Note.

I think I already spoke about Deepak GS and Ashwin. The two men whom I genuinely tried to fall in love with and marry last year.

I don’t know why I have to repeat again. But yeah, I will do so.

I spoke to Deepak GS for one month. I met him 3 times. We didn’t date exactly.

We met on a matrimony website, so it was just casual meeting to see if we want to marry.

For one month, he spoke continuously about his job and everything else about him without asking me a single question the entire time.

He says he reads book, but he can’t read even a single sentence in the book.

He can’t form a single sentence as well.

I ignored that because even I can’t speak fluently.

It was extremely overwhelming and draining because of his one sided conversations.

I really tried to like him but I couldn’t.

Even when we met it was one sided conversations the entire time.

I didn’t like his values and way of thinking as well.

I hated the way he thinks and his thoughts and views on topics.

The most important thing was that he didn’t understand me.

It became really clear that he lacks maturity and his priorities were also not working out for me.

It started becoming clear that it wasn’t going to work.

On top of all this, he kept repeating “kiss me” like a parrot. When I didn’t he started threating me.

After a month, I met Dhruv and I said that to Deepak.

I told him that I’m going to meet a male friend and he turned into a maniac.

He started insinuating and saying things like I’m seeing another man and it’s not my friend. He said he wants this friend’s LinkedIn so that he can message him.

I got pissed because we weren’t even dating and he was behaving like a psycho.

So I removed him from my Instagram and he became extremely crazy.

In the end I shouted at him saying the entire one month we spoke, he didn’t ask me a single question.

I confronted him about him threating me when I refused to kiss him and he turned into a maniac again.

He behaved extremely crazy. He said he didn’t ask me questions because my job isn’t good and he is successful and doing good in life so his life is more important.

So I blocked him.

I also notice how someone treats me during a fight which is important to me.

Also, I didn’t love him no matter how much I tried because there was absolutely no connection between us. Nothing else was working out as well.

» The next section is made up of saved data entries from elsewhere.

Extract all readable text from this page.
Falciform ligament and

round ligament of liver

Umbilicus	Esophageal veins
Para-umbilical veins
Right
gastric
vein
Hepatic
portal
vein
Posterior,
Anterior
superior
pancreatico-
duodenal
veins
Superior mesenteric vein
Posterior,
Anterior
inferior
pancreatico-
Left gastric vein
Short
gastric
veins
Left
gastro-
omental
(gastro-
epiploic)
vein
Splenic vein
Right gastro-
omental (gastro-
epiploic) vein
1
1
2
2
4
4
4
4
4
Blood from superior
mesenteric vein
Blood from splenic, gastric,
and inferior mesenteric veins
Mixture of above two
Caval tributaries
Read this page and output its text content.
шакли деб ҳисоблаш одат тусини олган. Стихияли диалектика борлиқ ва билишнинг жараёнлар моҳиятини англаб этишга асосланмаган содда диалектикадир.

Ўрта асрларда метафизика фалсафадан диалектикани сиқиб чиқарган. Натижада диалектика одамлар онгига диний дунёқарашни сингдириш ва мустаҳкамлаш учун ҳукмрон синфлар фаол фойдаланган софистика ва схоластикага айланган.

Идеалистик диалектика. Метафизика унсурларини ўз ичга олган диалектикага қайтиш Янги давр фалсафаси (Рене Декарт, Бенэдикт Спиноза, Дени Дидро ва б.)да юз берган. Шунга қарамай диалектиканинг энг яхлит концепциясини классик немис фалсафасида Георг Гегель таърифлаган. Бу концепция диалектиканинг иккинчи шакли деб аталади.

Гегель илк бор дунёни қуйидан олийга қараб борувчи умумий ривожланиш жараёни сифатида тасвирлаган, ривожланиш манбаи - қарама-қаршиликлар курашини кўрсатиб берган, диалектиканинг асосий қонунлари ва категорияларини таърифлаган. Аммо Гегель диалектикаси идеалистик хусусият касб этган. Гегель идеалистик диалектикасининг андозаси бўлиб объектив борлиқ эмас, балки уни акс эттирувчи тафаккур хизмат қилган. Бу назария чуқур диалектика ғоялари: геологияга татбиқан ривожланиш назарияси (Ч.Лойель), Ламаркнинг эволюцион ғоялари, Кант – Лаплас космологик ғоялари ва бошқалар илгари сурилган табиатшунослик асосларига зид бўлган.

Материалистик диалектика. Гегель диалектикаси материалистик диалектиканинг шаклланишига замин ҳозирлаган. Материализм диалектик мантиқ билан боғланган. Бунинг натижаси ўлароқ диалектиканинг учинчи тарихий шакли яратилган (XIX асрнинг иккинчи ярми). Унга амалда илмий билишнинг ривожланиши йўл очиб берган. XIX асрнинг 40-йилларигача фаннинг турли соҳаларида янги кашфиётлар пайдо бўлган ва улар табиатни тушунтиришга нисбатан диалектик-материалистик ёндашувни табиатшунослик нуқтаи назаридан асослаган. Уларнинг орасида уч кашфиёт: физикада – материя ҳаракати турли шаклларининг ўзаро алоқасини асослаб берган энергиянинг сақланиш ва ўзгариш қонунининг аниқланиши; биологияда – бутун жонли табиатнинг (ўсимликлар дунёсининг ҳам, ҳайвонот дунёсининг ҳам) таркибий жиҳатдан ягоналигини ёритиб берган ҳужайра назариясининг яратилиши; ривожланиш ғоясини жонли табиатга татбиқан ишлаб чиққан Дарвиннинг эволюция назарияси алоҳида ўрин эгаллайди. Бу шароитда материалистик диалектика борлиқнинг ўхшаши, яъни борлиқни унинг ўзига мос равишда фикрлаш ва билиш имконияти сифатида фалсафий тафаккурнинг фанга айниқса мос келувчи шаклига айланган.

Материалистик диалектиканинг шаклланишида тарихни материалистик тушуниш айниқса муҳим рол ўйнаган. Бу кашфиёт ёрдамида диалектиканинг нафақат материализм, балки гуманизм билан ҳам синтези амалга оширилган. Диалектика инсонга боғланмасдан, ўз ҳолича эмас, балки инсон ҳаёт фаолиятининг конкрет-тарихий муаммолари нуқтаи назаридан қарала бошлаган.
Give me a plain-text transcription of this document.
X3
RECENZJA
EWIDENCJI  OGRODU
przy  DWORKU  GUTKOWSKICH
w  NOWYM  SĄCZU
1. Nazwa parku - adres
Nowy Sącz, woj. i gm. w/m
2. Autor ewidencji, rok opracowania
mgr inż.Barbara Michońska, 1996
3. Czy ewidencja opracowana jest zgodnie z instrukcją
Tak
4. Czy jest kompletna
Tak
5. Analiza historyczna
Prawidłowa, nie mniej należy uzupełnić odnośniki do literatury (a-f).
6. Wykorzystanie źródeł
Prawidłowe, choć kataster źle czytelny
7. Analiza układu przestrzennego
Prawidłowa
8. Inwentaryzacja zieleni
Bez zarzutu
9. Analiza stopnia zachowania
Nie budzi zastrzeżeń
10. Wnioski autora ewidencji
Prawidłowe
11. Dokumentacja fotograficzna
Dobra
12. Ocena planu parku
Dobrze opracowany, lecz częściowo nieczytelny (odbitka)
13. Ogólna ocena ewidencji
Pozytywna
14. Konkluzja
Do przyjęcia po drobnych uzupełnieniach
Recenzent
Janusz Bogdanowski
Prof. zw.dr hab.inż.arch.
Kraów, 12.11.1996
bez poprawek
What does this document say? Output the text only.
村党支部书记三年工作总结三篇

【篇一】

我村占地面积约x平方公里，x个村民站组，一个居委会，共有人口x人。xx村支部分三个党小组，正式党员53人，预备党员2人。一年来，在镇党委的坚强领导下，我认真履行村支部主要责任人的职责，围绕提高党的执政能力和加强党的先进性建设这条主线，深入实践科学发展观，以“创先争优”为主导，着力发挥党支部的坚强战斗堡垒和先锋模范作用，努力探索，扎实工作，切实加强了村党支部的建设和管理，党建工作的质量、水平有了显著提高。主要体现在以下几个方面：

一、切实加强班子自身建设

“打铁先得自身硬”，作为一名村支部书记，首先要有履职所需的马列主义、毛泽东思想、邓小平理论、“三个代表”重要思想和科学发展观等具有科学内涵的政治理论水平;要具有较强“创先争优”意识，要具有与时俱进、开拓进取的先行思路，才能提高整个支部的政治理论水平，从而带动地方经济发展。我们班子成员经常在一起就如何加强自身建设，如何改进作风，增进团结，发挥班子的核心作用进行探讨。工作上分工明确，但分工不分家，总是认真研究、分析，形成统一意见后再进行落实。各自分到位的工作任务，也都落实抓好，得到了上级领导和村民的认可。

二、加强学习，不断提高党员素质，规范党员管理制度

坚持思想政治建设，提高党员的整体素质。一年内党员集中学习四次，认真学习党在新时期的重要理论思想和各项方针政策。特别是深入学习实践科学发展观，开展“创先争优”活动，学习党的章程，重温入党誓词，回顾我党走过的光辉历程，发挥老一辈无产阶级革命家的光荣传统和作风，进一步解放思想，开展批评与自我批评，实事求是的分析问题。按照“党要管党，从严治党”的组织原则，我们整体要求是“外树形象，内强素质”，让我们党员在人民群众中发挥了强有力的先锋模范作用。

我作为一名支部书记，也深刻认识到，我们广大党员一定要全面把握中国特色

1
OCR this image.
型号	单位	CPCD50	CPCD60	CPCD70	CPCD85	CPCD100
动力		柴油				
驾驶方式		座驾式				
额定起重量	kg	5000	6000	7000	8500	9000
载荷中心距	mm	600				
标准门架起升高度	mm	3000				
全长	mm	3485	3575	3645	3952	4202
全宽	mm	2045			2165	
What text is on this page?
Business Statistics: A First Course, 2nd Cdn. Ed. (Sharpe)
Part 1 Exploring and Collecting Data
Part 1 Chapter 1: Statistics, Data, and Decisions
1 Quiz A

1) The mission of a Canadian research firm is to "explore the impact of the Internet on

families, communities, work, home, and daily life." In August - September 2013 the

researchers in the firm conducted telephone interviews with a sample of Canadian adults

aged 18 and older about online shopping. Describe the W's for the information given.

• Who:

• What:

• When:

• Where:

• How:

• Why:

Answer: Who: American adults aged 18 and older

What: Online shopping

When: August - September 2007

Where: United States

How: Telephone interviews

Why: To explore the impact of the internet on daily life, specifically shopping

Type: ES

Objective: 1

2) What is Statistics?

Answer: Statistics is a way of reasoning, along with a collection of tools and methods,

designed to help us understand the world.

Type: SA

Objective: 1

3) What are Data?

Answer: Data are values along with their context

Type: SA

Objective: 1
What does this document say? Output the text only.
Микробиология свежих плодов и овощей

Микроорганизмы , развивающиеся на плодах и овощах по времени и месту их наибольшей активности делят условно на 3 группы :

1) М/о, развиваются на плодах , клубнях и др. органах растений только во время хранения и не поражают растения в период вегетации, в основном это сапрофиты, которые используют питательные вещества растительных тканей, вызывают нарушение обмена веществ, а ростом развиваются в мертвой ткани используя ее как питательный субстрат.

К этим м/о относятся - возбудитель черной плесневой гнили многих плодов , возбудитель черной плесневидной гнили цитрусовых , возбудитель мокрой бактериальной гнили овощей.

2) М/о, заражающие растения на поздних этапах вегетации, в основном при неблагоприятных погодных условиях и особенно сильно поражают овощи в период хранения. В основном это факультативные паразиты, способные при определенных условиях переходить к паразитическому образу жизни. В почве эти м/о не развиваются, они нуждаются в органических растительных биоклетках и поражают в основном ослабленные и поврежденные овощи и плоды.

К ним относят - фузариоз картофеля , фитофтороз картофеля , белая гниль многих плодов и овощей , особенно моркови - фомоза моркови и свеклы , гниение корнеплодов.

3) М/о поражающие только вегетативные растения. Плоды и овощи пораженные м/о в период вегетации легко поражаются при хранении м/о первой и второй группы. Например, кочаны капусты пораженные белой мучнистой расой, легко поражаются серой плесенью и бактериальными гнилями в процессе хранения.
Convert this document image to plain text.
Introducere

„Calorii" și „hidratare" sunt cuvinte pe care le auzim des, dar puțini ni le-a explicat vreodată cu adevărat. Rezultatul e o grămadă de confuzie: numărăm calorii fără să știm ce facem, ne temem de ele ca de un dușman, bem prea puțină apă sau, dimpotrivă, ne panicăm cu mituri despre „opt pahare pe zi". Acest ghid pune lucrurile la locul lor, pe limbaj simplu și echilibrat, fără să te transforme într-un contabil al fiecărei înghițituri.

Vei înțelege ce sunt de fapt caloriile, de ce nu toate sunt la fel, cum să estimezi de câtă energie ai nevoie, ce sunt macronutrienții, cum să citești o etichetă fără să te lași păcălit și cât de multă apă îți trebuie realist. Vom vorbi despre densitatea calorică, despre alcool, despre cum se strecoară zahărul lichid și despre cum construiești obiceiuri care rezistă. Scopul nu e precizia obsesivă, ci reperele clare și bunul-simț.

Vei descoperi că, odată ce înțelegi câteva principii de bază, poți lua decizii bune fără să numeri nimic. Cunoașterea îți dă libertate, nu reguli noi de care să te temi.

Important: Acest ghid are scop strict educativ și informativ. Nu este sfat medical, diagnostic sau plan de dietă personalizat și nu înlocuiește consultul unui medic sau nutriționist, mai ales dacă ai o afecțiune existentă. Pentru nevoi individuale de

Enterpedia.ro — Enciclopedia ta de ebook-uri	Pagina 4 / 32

It was extremely draining as well because of his one sided conversations.

After sometime, I called him and spoke to him casually and said to him why it wasn’t working, asked questions about him and ended it peacefully.

Later towards the end of last year when I had tonsils and when there was a lot of problems going on at home. Also, I stopped speaking to Ginny because I was going to die.

I needed a friend so I called him.

I clearly mentioned to him that I want to talk to a friend that’s why I’m calling him.

I asked him if he can get his car because I didn’t want to go to a restaurant and I just wanted to sit in the car and talk.

He said his dad took the car or something like that.

After he came, I started crying and said bits and pieces about what happened at home.

Instead of consoling me he said that when I’m on a date with someone I shouldn’t cry.

I said to him again, I’m just looking for a friend.

Later he asked me if I was in touch with Dhruv. I said I don’t have friends right now.

He smiled and said that’s great now we can get married. I clarified again that I just want a friend.

After that when I was leaving he stopped me and said, he is not finding any girls and his bestfriend is married so he is really bored at home.

So because of these reasons he wants to get married and he wants to marry me.

I didn’t know how to tell him again that I was just looking for a friend. Also because I cried I was fucked up. I asked him if he can please drop me home and he did.

After dropping he suggested we take a walk and I said okay.

He started talking about buying a car and he spoke about a lot of things again without asking me a single question.

Later he said he wants to marry me and he will be with me forever.

He held my hand and hugged me.

I clearly said that I don’t love him and I again said I just wanted a friend.

After that I came home and I said to him again that it isn’t working.

That was the last time I wanted a friend. After that I just let it go.

I was really weak because of my throat and I clearly set the right expectations and said I just wanted a friend.

After that I stopped needing company because I was becoming self reliant.

There was an other person Ashwin.

We didn’t really speak much. We had few conversations on the phone.

We texted couple of times.

He said he hates going down on women and he started asking me questions which was off putting.

He was also really sex obsessed and always made the conversation sexual which I didn’t like.

We sexted once, I wasn’t really into it.

He spoke about all the things he likes to do in bed and said he will go down on me if I return the favor.

I didn’t know what to say, so I said I like to play with it. I didn’t know how to say I can’t do it.

The whole conversation was getting weird because it was constantly about sex.

I didn’t enjoy the sexting and idk, nothing really felt right whenever we spoke.

I ended it.

Later texted him asking if he wants to be friends. He wasn’t interested.